Au Luxembourg, « 40,2 % des locataires ont des difficultés à terminer les fins de mois »[1]. Une nième statistique qui justifie que l’État, au nom du droit au logement et de la défense des plus démunis, devrait fixer un plafond des loyers.
Dans ce contexte, le 6 octobre 2022, le Ministre du Logement a présenté sa nouvelle réforme de la législation sur le bail à usage d’habitation. Il s’agit d’un projet de loi revu et complété, à la suite d’une première tentative de juillet 2020, qui a nécessité plusieurs adaptations en raison des avis du Conseil d’État, des chambres professionnelles et notamment des commentaires de certains acteurs de la société civile.
Les ajustements adoptés entre juillet 2020 et octobre 2022 comportent un élément clé non négligeable : la révision du plafond des loyers. Ce plafond est réduit de 5 % du capital investi à 3,5 %, voire à 3 % pour les passoires thermiques.
Dans une première phase Monsieur le Ministre, lui-même, promouvait cette réforme en déclarant que les adaptations du plafond des loyers auraient comme effet que « le marché privé de la location sera mieux encadré afin de lutter contre les loyers excessifs », tout en précisant que « l’objectif de cette stratégie est le droit au logement pour tous »[2].
Face à ces belles paroles, même les opposants les plus virulents saluaient ce projet de loi à première vue, en parlant d’une réforme « déi an déi richteg Richtung geet ».[3] Cette première vague d’enthousiasme s’explique surtout par le fait que les amendements choquants ne se trouvent pas au niveau de la réduction du pourcentage – intelligemment mis en vitrine par le Ministre – mais bien au contraire au niveau de la redéfinition du capital investi et des coefficients de réévaluation.

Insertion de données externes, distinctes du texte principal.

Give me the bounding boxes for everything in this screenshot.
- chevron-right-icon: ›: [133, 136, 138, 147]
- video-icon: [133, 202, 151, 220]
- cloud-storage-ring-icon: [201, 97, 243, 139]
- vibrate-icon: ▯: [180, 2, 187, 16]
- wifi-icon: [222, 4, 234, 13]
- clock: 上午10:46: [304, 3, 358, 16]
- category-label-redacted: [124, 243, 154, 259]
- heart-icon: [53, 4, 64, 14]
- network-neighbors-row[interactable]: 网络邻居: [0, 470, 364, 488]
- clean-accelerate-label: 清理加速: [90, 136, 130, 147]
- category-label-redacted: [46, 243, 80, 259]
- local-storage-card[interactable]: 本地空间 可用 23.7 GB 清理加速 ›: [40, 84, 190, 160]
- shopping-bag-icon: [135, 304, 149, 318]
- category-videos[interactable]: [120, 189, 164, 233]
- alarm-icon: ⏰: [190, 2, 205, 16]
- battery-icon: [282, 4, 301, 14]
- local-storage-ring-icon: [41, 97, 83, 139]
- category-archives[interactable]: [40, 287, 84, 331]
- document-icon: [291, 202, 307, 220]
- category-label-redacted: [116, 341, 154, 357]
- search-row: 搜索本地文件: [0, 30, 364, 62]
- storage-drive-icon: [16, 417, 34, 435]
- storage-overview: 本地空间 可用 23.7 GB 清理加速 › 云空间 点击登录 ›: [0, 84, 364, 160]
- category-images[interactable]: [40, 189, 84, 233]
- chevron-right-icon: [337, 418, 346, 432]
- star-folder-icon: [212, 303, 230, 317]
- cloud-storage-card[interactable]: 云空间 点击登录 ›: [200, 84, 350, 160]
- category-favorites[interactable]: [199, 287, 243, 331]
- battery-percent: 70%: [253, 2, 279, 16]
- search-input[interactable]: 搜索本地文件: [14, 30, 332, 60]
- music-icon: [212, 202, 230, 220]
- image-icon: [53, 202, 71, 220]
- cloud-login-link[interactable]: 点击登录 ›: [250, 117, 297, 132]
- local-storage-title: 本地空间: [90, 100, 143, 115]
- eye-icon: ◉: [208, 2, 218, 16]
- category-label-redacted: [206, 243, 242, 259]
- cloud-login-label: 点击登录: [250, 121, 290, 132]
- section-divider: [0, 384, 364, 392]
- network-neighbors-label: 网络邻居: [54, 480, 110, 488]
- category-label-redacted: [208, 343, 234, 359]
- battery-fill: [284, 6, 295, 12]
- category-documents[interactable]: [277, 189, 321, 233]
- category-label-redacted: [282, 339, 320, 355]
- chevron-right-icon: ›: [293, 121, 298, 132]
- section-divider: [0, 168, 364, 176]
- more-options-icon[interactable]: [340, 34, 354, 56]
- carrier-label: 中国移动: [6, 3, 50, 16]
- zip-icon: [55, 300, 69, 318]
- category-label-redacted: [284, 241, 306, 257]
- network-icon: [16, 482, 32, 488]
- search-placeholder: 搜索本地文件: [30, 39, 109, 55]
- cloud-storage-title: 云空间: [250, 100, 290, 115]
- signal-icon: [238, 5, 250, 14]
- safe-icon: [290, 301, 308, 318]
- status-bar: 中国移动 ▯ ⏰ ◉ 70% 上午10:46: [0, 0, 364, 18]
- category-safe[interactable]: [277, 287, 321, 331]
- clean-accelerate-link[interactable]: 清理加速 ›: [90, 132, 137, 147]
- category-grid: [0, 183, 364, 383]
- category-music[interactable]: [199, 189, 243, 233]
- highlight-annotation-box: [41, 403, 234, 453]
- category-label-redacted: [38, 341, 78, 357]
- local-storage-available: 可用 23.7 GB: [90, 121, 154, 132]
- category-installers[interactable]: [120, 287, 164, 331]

L’ampleur de cette redéfinition n’est devenue évidente, au moins aux signataires de la présente, le 10 octobre 2022, date à laquelle le Ministre a réagi aux commentaires du député Marc LIES (CSV). A ce moment-là, le Ministre a renseigné dans un communiqué que les amendements en question auront comme conséquence dans le cas des appartements plus anciens que le plafond du loyer mensuel pourrait augmenter considérablement.
Les exemples comparatifs inclus dans la note explicative publiée en novembre 2022 par le Ministère du Logement lui-même, illustrent à suffisance le désastre social qui s’annonce, si ce projet de loi entrait en vigueur tel qu’actuellement proposé !
Confronté à la nouvelle que le comité directeur du LSAP refuse d’approuver ce projet de réforme, Monsieur le Ministre s’offense en déclarant à RTL :
« Am Oktober (…) hunn déi dräi Regierungsparteien dës Amendementer am Regierungsrot ugeholl ».
Or, ce consentement donné par les représentants de notre parti lors de la réunion du conseil gouvernemental, est un consentement vicié par un dol politique, provoqué par la communication ambiguë de Monsieur le Ministre, se caractérisant par une mise en vitrine de la baisse du pourcentage et de la dissimulation la redéfinition du capital investit.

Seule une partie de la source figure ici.